Health Reform Utah's Way
In a way, it's too bad President Obama tapped Utah Gov. Jon Huntsman to serve as ambassador to China.
The ambassador-designee promised a Senate panel Thursday that, if confirmed, he would press American values in China. If only the Obama administration would press Huntsman's health-care reform values here in the United States.
As governor, Huntsman has overseen a blueprint for the overhaul of Utah's health-care system that could be a model for a more rational approach to national reform. In one fell swoop, Obama effectively eliminated one of the most qualified Republicans to challenge his health-care reform, as well as a leading contender to spearhead a Republican coup in 2012.

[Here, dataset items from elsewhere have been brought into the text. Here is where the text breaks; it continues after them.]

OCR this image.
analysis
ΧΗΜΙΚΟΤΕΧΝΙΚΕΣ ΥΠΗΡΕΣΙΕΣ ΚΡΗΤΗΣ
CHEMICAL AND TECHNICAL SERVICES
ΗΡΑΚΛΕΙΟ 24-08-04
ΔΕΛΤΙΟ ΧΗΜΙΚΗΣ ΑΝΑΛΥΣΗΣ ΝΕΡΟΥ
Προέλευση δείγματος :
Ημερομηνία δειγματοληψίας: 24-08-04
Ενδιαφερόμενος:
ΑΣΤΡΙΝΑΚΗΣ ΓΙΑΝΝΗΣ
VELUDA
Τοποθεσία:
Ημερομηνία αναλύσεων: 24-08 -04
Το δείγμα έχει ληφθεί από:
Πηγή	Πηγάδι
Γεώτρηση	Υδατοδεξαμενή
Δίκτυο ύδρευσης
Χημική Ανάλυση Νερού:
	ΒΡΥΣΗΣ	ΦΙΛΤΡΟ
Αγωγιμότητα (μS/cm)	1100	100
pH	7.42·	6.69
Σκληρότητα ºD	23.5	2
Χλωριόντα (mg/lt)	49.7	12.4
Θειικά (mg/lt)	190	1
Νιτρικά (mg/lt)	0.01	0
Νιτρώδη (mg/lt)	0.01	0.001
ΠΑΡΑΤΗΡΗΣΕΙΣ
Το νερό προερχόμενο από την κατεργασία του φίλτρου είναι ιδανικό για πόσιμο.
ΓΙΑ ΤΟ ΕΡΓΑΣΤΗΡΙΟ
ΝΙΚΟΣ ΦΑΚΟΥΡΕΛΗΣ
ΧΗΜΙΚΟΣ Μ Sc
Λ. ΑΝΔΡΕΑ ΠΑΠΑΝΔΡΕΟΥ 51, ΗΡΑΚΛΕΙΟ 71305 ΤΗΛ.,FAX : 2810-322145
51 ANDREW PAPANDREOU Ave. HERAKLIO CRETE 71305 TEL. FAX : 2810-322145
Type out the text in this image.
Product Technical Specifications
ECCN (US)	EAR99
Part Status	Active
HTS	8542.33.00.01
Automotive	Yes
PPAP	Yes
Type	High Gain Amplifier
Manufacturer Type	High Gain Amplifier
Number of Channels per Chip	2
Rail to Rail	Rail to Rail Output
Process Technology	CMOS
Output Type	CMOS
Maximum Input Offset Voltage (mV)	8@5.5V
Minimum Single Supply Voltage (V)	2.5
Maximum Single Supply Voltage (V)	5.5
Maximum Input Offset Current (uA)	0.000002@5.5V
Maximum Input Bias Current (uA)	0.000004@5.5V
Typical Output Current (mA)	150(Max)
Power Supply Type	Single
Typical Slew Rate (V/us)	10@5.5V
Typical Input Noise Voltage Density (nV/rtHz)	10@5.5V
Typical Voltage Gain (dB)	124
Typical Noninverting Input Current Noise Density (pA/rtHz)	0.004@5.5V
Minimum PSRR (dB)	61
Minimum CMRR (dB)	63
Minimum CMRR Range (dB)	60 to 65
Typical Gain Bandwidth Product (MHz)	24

Nobody ever said the president "acted stupidly." Alas, Huntsman, whose talents include speaking Mandarin Chinese, was also perfectly suited to the China position.
Oh well, c'est la guerre.
In Huntsman's likely absence -- and given that the national health-care plan as proposed has no chance of survival -- perhaps we should take a look at what he will leave behind. Rather than dismantle Utah's health-care system, Huntsman homed in on the central problems and put mechanisms in place to fix them.
What a stunning idea. Revolutionary in its respect for rational human behavior, Huntsman's plan, scheduled to take effect this fall, begs to be admired up close. (The Obama plan, by the way, wouldn't start until 2013, in case you were trying to plan a gallbladder operation. Might want to check in at Florence Nightingale Hospital in Istanbul.)
Many of the problems afflicting Utah are among the same that plague us nationally. But Utah, unlike Washington, has sought practical, consensus solutions for the real problems rather than a sweeping remake that puts government in control.
One of the most crucial problems, locally and nationally, is that most of the uninsured earn low wages and often work in small firms. Thus, Utah has created an exchange focused on improving insurance options for them and leaves alone those who have good insurance today. And the exchange facilitates consumer choice based on price transparency, not government regulation and control.
One reform, for example, creates portable coverage -- insurance policies that workers can take with them when they leave or change jobs and that can be paid for with pre-tax dollars. Utah consumers also can pick the insurance program that best suits them, taking into consideration cost and level of benefits needed. To assist, the state launched a Web site where consumers can compare policies, pricing and financing, and sign up electronically -- all in one place.
Not surprisingly, Utah's plan resulted from months of research, consensus-building and meetings among legislators, health-care providers, insurers, businesses and community members. It hasn't happened quickly, in other words -- nor is the process over. A few problems have been resolved using the best free-market principles, while others will be tackled down the road.
That is to say, health care is complicated and reform takes time. Like Obama, Huntsman recognized the abysmal condition of his state's health-care system and declared in 2005 that doing nothing was not an option. Though they share the same goal, the two leaders have taken significantly different approaches. Notably missing in Utah was the rush-rush-rush mentality adopted by the Obama administration.